Realm executes project-scoped configuration and AI tool calls, so project trust is a core product boundary. Treat any issue that can bypass trust, policy, identity audit, provider-secret handling, or project-file write controls as a security issue.
Please report vulnerabilities through GitHub Security Advisories. If advisories are unavailable, open a minimal issue that says a private security report is needed and avoid posting exploit details publicly.
Include:
- affected version or commit;
- operating system and install path;
- reproduction steps against a local fixture when possible;
- expected versus actual trust/policy behavior;
- whether provider credentials, project files, role memory, or hidden world state can be exposed or modified.

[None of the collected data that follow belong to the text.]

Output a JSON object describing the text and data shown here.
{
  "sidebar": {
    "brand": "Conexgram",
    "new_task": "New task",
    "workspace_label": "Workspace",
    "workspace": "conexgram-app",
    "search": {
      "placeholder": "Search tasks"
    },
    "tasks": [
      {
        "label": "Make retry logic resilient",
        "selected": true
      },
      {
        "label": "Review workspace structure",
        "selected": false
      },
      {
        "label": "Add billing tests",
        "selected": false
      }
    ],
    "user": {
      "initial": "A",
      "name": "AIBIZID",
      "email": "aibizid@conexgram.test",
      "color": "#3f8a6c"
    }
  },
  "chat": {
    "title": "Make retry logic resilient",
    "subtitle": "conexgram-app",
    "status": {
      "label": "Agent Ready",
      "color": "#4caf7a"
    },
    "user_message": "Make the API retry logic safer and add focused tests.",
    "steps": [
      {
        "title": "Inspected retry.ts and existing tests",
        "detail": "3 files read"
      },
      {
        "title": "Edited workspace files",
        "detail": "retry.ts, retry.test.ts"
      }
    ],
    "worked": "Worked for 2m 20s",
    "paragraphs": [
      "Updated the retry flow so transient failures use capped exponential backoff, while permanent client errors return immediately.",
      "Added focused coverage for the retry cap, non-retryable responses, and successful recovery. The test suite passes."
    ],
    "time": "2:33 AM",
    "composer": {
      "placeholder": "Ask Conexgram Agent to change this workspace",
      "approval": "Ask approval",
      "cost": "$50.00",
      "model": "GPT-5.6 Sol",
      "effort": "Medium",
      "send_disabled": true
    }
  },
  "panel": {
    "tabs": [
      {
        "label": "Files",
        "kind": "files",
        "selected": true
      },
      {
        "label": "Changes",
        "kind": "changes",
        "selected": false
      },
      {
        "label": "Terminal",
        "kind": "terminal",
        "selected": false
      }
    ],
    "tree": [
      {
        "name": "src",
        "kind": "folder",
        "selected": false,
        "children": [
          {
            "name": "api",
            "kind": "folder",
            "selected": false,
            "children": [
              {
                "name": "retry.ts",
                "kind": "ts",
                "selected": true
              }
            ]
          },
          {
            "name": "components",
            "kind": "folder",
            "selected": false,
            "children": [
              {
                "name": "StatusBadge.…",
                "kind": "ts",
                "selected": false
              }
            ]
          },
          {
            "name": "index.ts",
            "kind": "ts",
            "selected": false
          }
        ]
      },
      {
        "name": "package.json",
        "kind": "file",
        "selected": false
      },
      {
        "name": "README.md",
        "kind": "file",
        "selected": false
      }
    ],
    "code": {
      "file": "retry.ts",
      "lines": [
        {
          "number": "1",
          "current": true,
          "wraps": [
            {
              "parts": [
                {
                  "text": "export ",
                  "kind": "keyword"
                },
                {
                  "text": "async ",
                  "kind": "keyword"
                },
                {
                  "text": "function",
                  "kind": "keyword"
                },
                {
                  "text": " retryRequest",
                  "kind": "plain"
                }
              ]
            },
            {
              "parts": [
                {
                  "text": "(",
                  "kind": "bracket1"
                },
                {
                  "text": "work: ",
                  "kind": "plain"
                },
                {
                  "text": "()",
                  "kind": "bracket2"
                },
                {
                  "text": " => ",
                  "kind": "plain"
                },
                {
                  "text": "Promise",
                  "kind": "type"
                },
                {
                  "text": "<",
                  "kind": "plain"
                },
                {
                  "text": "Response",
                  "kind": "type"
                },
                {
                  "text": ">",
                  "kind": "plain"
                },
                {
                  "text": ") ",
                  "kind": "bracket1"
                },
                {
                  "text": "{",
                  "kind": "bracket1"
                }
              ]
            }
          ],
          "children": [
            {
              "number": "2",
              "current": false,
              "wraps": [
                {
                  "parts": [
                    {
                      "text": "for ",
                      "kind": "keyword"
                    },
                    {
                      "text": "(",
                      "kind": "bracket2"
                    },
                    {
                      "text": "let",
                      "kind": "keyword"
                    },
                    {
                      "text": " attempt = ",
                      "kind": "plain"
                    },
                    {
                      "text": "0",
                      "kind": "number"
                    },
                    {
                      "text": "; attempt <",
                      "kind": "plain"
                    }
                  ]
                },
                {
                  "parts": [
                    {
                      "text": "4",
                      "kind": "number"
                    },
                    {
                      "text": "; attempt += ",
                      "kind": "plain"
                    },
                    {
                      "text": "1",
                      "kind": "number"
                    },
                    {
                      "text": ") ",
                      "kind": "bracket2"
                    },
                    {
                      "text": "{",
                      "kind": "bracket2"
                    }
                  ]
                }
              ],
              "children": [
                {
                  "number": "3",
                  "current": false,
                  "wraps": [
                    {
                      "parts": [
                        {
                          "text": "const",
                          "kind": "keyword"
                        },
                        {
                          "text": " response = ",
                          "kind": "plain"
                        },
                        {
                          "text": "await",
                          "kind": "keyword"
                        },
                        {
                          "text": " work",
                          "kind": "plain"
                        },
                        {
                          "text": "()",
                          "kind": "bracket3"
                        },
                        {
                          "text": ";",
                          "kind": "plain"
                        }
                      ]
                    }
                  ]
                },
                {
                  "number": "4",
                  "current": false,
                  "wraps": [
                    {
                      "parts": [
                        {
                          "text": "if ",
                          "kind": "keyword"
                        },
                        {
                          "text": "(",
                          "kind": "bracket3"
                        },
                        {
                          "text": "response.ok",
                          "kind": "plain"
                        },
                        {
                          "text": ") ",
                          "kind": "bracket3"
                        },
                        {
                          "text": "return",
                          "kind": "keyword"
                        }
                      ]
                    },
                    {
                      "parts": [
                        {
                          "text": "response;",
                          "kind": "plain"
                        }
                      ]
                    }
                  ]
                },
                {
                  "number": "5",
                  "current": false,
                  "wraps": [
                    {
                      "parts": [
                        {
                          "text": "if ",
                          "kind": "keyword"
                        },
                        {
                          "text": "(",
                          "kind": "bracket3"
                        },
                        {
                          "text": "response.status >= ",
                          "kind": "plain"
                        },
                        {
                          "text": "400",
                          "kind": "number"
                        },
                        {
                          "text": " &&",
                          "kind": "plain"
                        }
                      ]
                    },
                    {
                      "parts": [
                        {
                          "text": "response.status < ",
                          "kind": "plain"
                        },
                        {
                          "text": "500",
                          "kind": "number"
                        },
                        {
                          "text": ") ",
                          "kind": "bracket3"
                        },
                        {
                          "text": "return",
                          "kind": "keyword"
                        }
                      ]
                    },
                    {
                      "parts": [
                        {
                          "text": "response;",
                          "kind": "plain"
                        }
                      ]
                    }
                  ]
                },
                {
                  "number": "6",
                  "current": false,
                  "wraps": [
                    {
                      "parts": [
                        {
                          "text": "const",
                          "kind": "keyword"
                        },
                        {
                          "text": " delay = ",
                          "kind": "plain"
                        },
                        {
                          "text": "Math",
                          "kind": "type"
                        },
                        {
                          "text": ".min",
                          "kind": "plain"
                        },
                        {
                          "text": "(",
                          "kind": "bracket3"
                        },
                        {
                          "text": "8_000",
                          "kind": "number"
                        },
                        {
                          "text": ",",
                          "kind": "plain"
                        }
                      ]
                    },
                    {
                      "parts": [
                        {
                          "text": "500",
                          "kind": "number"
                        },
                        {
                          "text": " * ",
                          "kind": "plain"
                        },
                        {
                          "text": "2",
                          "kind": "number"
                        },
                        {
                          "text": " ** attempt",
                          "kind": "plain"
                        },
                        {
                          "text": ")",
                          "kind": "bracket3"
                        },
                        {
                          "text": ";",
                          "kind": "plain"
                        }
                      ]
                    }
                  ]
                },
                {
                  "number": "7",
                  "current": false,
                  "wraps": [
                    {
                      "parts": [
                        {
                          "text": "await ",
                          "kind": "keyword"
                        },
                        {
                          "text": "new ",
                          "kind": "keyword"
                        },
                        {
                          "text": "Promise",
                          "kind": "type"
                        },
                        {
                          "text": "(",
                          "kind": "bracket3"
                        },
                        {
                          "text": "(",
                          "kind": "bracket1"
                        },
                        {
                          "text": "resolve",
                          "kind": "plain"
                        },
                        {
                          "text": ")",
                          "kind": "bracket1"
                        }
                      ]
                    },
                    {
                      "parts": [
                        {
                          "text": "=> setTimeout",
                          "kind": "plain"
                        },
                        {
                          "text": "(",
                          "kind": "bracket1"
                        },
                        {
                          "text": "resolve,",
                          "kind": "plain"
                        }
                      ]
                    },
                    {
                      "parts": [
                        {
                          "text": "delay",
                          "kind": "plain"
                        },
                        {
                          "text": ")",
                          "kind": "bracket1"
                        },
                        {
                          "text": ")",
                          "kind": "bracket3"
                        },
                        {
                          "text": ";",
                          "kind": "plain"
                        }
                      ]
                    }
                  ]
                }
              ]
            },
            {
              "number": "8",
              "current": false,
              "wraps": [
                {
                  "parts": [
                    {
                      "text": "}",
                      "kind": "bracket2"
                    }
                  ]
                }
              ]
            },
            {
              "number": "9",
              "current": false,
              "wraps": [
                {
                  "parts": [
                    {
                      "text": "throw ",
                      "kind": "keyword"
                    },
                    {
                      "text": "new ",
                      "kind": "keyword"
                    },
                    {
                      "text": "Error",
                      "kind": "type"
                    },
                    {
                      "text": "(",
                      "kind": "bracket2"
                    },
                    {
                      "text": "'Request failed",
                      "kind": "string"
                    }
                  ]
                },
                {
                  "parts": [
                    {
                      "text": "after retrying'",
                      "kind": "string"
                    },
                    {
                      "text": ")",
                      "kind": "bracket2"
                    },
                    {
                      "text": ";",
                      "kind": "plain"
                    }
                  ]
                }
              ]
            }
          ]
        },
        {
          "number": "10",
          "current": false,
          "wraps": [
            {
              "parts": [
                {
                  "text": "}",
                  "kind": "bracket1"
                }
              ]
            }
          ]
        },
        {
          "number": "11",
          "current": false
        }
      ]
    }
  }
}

Do not include real provider keys, private project files, or third-party user data in reports.
- Project config is not trusted by default.
- Provider secrets must stay in user scope or environment variables.
- High-risk capabilities such as shell, network, and project writes require explicit trust and policy.
- Tool denials are auditable runtime events.
- Trust-tier bypasses.
- Capability-policy bypasses.
- Caller-controlled real operator or identity spoofing.
- Provider key leakage through config, logs, exports, traces, or packages.
- Unauthorized reads of role-private memory or hidden world state.
- Project-file writes that bypass approval, policy, or path constraints.
- Config patch stale-write, rollback, or confirmation bypasses.
- Package or binary distribution mistakes that include source-only secrets, runtime state, logs, or machine-local config.
- Reports requiring destructive changes to third-party systems.
- Denial-of-service against public infrastructure outside the local Realm process.
- Vulnerabilities in model provider services unless Realm mishandles their credentials, responses, or tool permissions.
Realm is pre-1.0. Security fixes target the latest main branch and the latest
published release artifact when one exists.